Former president Donald Trump is facing a legal challenge to his 2024 bid for the presidency from a fellow Republican.
John Anthony Castro, an attorney from Texas and long-shot candidate for president in 2024, filed the lawsuit in federal court on Friday arguing that Trump was constitutionally ineligible to hold office under Section 3 of the 14th Amendment.
Known as the “Disqualification Clause,” the section prohibits anyone who engaged in “insurrection or rebellion” against the United States from holding “any office, civil or military, under the United States.” Castro is arguing that Trump’s involvement in the January 6th insurrection should disqualify him from holding public office again.
“The framers of Section 3 of the 14th Amendment intended the constitutional provision to be both self-executing and to provide a cause of action,” Castro, who’s representing himself, wrote in the complaint. “More specifically, the Union sought to punish the insurrectionary Confederacy by making their ability to hold public office unconstitutional.”
The Disqualification Clause mostly sat dormant since 1869 until last fall, when a New Mexico judge ousted Cowboys for Trump founder Couy Griffin from his position on the Otero County Commission for breaching the Capitol complex on Jan. 6.
Several advocacy groups, including Citizens for Responsibility and Ethics in Washington (CREW), have vowed to pursue similar legal action against Trump during his 2024 run.
“The evidence that Trump engaged in insurrection is overwhelming,” CREW President Noah Bookbinder wrote in a letter to the former president on Nov. 3, before he declared his candidacy. “We are ready, willing and able to take action to make sure the Constitution is upheld and Trump is prevented from holding office.”
Castro describes himself as a “fiscal conservative” on his website, and appears to be running a more traditional, libertarian-minded Republican campaign, focused on reducing the federal budget, cutting taxes for retirees and “single private payer” health care.
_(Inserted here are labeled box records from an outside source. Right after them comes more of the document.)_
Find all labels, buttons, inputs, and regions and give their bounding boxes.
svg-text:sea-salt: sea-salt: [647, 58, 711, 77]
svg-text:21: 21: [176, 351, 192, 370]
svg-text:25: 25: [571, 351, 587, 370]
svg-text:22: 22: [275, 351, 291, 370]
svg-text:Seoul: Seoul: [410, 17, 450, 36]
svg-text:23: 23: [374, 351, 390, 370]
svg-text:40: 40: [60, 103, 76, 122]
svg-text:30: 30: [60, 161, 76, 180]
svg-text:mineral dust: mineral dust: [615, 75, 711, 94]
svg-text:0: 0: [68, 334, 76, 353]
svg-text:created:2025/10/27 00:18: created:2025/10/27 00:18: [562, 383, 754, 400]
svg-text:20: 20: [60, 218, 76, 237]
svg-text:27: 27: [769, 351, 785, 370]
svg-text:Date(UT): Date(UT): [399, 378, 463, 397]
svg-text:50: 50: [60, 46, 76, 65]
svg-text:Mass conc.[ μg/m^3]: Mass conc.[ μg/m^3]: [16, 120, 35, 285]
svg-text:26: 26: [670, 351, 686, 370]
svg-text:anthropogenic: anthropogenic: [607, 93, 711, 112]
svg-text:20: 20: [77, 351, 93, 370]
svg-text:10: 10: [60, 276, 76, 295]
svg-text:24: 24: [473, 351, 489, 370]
He told Bloomberg that while he’s aware of the advocacy groups’ interest in disqualifying Trump, he also understands that their lawsuits wouldn’t roll in until states started accepting more candidate filings later this year. “I don’t feel comfortable waiting that long,” he said.
Ironically, his case was assigned to be tried before the U.S. District Judge Aileen Cannon, a Trump nominee who presided over the former president’s attempts to shut down the Justice Department investigation into classified documents that he took to his Mar-a-Lago estate. Castro told Bloomberg that he’s looking to disqualify Cannon from handling the case.